Минуты текли безнадежно медленно. Эва успела несколько раз задремать на плече у Чарли. Иви тоже не выдержала и пару раз привалилась к племяннице, чтобы немного поспать. Только Чарли сидел прямой, напряженный. Механическими движениями вырисовывал на плече Эвы круги кончиками пальцев. Это движение успокаивало. Девушка то и дело поворачивала к нему голову, всматривалась в стянутое маской серьезности лицо, сведенную, точно судорогой, шею, и не решалась сказать ни слова. В глазах Чарли отражалась борьба, которую он вел со своими воспоминаниями.
— Вы родственники Хелены Делвал? — наконец, раздался голос врача. Эва подняла глаза. Мужчина напоминал огарок свечи: желтая восковая кожа, три пряди редких волос, зачесанных через макушку от уху к уху, пустые глаза за толстыми стеклами очков. Во всех его движениях виднелась усталость.
— Да, — ответила Эва. Иви встрепенулась и открыла глаза.

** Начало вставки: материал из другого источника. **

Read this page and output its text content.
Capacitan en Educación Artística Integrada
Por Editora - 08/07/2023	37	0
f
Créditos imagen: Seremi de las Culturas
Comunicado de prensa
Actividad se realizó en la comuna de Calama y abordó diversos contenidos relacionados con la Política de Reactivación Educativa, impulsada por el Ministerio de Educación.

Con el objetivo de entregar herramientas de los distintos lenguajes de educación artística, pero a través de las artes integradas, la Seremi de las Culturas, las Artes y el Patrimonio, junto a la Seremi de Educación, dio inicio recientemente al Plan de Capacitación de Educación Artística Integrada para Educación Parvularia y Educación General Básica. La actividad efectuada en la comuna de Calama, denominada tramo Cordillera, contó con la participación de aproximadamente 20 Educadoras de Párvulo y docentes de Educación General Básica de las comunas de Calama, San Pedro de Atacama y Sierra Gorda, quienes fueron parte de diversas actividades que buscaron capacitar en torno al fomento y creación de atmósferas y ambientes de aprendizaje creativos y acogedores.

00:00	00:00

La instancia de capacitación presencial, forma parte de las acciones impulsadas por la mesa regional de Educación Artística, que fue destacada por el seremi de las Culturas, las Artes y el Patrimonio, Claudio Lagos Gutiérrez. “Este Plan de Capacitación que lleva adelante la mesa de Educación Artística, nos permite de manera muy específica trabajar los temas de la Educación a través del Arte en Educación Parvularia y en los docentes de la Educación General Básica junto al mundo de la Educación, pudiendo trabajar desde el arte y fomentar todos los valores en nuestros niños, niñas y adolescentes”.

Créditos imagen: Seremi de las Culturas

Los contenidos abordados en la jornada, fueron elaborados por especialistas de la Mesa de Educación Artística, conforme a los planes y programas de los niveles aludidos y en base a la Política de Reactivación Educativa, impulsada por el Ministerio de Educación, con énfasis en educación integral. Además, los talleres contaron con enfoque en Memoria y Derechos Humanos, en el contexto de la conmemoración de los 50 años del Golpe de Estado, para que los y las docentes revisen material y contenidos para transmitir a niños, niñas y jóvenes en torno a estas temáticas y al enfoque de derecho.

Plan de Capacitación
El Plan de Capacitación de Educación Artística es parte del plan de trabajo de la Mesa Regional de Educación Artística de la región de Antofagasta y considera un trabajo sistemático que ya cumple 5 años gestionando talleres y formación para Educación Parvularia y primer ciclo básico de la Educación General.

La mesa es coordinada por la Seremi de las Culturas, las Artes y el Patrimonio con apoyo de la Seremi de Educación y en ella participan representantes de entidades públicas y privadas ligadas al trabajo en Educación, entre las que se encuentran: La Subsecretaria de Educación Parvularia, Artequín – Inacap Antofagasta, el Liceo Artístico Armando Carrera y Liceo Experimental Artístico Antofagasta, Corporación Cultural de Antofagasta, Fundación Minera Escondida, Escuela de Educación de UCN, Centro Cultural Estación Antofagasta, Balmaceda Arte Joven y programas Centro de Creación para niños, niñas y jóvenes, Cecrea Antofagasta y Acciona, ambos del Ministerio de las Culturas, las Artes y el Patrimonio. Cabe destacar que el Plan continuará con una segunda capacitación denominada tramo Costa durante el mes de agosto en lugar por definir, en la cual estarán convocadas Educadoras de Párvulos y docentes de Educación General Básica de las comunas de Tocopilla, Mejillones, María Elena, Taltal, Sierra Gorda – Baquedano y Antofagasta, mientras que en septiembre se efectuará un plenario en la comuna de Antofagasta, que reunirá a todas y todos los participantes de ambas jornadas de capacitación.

— Как Хелена? — она протянула было руки, чтобы схватиться за врача, но тот, наученный опытом, сделал шаг назад и покрепче перехватил папку, словно собирался отбиваться ею от родственниц.
— Состояние удовлетворительное, — отчеканил он и перевел взгляд на Эву. — Вы — опекун?
— Я ее дочь.
— Тоже подойдет. Пройдите со мной.
И, не дожидаясь кивка или ответа, развернулся на пятках и направился по тускло освещенному коридору к палатам, где вразнобой пищали датчики. Эва семенила за ним следом, ежась и нервно заглядывая в каждое стеклянное окно на двери. Пустая палата, еще одна и еще. Приближаясь к каждой новой двери, она собирала все свое мужество в кулак, боясь увидеть за мутным стеклом мать. Или то, что от нее оставила болезнь.
— Вы были в курсе состояния матери? — поинтересовался врач, задерживаясь у палаты.
— Да, — кивнула Эва. В памяти вспыхнуло это мерзкое слово «метастазы». Ее передернуло.
— Вы следили за тем, чтобы Хелена принимала свои лекарства?
— Это было сложно, но я старалась.
— А она их принимала?
— Да, — пискнула девушка, теряя последние крупицы самообладания. Врач посмотрел на нее поверх очков и тяжело вздохнул. — Почему вы устраиваете мне экзамен? Это же вы ее лечите?